Il ressort de l'article 1641 du code civil que le vendeur est tenu de la garantie à raison des vices cachés de la chose vendue qui la rendent impropre à l'usage auquel on la destinait, ou qui diminuent tellement cet usage, que l'acheteur ne l'aurait pas acquise ou n'en aurait donné qu'un moindre prix, s'il les avait connus.
Selon l'article 1643 du même code, le vendeur est tenu des vices cachés, quand même il ne les aurait pas connus, à moins que dans ce cas, il n'ait stipulé qu'il ne sera obligé à aucune garantie.
Il est par ailleurs nécessaire d'établir que le vice existait antérieurement à la vente ou à la livraison de la chose, ou encore que ledit vice existait déjà à l'état de germe.
Enfin, l'article 1645 du code civil dispose que si le vendeur connaissait les vices de la chose, il est tenu, outre la restitution du prix qu'il en a reçu, de tous les dommages et intérêts envers l'acheteur.
En l'espèce, la Cour constate que le véhicule objet du litige a fait l'objet de trois pesées :
- le 30 novembre 2015 par la Dreal, ainsi que le rapporte le compte rendu de réception du 1er décembre 2015 ; le poids en service du véhicule était alors de 3,425 tonnes.
C'est ce poids qui a été porté sur la carte grise du véhicule, après sa vente le 18 décembre 2015.
- le 26 février 2020 par les services de gendarmerie, qui ont relevé un poids de 3,650 tonnes, et ont procédé à l'immobilisation du véhicule.
- le 5 septembre 2023 par un expert mandaté par la société Mbs Location, qui a constaté un poids de 3,6 tonnes.
Si cette expertise non contradictoire, diligentée par une partie à la procédure, ne peut pas servir d'élément de preuve à elle seule, elle est toutefois corroborée par le procès-verbal de pesée de la gendarmerie.
Il est donc acquis que le poids du véhicule à ce jour dépasse la limite autorisée.
Pour autant, il appartient à la société Michel Sudre & Fils, qui allègue d'un vice caché, de rapporter la preuve de l'existence de ce vice antérieurement à la vente intervenue le 18 décembre 2015.
Or, le rapport de la Dreal rédigé quelques jours seulement avant la vente du véhicule, fait état d'une pesée conforme ; si l'appelant affirme que soit ce rapport est erroné, soit la société Socage Nacelle a procédé à des modifications sur le véhicule avant la vente, force est de constater qu'elle ne procède que par affirmations et ne produit aux débats aucun élément de nature à attester de ces allégations.

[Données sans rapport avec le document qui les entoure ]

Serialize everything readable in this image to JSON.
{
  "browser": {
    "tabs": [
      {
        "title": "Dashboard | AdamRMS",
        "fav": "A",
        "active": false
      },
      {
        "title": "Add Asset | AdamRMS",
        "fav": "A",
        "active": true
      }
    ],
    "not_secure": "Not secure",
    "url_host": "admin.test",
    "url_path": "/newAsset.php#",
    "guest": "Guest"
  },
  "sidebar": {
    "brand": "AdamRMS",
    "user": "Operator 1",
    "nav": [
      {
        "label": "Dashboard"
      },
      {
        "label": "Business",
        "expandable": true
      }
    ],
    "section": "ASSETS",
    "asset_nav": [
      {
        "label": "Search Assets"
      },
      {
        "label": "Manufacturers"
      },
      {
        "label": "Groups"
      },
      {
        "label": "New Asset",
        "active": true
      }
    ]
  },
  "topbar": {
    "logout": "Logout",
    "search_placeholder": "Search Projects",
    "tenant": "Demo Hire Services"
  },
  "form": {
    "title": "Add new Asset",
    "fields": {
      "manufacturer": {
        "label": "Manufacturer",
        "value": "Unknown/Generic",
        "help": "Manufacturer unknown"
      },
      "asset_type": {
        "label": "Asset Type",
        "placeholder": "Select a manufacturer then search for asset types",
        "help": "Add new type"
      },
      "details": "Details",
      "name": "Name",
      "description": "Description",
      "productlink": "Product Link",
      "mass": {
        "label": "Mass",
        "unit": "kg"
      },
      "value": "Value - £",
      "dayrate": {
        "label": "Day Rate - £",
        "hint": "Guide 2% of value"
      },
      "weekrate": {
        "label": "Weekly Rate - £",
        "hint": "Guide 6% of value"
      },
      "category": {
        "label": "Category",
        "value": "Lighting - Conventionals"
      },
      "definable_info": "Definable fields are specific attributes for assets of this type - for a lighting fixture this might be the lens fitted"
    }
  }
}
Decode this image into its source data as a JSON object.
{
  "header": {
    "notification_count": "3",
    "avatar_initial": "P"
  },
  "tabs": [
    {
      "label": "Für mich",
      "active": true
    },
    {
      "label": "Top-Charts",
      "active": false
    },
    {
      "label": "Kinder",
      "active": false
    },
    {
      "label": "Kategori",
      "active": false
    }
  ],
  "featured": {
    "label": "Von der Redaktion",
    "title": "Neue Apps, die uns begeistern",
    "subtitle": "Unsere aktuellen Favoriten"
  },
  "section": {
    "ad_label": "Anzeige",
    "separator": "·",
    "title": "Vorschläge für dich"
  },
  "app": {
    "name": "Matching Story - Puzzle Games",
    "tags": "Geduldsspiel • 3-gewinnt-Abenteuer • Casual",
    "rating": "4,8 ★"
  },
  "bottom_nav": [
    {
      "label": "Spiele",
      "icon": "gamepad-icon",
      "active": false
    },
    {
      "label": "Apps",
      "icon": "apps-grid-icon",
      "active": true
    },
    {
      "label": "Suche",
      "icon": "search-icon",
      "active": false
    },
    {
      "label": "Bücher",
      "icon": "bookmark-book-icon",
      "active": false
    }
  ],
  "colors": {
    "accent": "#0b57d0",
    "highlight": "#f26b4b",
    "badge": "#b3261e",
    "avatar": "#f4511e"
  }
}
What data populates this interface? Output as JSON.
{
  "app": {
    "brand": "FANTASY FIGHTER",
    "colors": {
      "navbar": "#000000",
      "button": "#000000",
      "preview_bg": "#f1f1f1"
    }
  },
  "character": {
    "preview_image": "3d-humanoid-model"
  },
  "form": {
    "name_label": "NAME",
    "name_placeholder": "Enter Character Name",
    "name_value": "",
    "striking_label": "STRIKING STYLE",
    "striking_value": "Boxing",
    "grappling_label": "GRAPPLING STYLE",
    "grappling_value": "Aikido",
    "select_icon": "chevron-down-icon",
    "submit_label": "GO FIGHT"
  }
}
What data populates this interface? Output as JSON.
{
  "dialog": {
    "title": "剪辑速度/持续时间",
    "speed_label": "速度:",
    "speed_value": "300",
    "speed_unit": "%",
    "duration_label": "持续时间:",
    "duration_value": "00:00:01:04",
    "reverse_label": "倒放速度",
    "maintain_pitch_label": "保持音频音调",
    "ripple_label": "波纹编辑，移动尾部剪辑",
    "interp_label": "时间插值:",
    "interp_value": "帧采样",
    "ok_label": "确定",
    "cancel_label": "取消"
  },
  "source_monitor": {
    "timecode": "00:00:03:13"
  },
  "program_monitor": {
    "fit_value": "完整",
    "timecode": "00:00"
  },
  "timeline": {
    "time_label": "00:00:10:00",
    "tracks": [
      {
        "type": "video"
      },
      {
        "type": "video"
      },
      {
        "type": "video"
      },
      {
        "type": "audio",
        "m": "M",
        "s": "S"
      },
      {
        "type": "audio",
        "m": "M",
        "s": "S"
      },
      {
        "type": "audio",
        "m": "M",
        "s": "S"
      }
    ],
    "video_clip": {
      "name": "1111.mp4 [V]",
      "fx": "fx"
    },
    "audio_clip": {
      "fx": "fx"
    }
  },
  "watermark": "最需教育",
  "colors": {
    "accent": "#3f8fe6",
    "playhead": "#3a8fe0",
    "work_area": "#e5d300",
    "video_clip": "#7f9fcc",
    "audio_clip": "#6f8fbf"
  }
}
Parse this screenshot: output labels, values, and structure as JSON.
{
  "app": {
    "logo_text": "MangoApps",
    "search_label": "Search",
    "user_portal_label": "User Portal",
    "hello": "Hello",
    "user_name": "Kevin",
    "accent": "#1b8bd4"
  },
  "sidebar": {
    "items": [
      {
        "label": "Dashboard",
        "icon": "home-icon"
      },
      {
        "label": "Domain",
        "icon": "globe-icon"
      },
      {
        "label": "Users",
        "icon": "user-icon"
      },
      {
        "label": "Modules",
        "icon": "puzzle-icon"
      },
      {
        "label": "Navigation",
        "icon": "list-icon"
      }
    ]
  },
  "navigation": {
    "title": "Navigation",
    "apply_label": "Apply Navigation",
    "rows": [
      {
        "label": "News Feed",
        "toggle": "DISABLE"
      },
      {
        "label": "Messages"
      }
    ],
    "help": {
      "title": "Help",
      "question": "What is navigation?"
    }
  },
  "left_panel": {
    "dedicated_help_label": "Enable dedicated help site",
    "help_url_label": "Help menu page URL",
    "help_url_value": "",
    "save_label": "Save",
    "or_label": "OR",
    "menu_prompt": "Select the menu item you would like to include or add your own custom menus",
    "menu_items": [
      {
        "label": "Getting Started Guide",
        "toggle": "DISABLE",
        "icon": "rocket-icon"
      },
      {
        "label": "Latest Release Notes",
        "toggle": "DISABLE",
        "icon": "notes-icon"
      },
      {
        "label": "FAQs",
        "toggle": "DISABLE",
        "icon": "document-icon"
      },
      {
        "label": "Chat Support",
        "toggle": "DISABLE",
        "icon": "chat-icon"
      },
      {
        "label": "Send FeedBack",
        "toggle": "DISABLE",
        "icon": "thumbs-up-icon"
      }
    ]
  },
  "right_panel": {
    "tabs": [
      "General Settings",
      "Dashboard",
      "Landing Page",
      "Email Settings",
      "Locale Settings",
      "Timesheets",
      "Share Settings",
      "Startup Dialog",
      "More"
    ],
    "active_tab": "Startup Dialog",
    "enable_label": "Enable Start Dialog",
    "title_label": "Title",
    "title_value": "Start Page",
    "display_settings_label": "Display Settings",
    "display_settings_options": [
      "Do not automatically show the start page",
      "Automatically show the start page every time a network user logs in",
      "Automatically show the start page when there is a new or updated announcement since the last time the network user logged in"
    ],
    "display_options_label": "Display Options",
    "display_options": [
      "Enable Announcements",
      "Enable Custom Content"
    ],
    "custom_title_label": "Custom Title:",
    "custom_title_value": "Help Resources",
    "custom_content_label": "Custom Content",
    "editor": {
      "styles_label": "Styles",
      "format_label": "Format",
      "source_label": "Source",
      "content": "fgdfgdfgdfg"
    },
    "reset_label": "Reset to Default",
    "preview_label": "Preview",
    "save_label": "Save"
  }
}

Le rapport de vérification de l'Apave du 28 janvier 2020 ne permet pas plus d'apporter cette preuve, en ce qu'il ne procède pas à une vérification du poids du véhicule.
Il se limite en réalité (page 2 du rapport), à un examen de bon fonctionnement et de bon état de conservation ; ainsi, il ne suffit pas non plus à rapporter la preuve d'une absence de modification du camion postérieurement à la vente. Si l'Apave conclut en page 5 qu'aucune modification n'a été apportée à sa connaissance, elle ne procède pas à de plus amples investigations sur ce point, se limitant aux déclarations qui lui sont faites.
En conséquence, si la surcharge du camion n'est pas contestable à la date de pesée par les services de gendarmerie, la Cour ne peut que relever que cette pesée est intervenue plus de quatre ans après la vente du véhicule, alors que la rapport de la Dreal réalisé quelques jours avant la vente établissait la conformité du poids ; ni le procès-verbal de pesée de la gendarmerie, ni l'expertise amiable ultérieure ne permettent de déterminer l'origine de ce désordre, et encore moins sa date, de sorte qu'il n'est pas démontré que le surpoids existait antérieurement à la vente du véhicule.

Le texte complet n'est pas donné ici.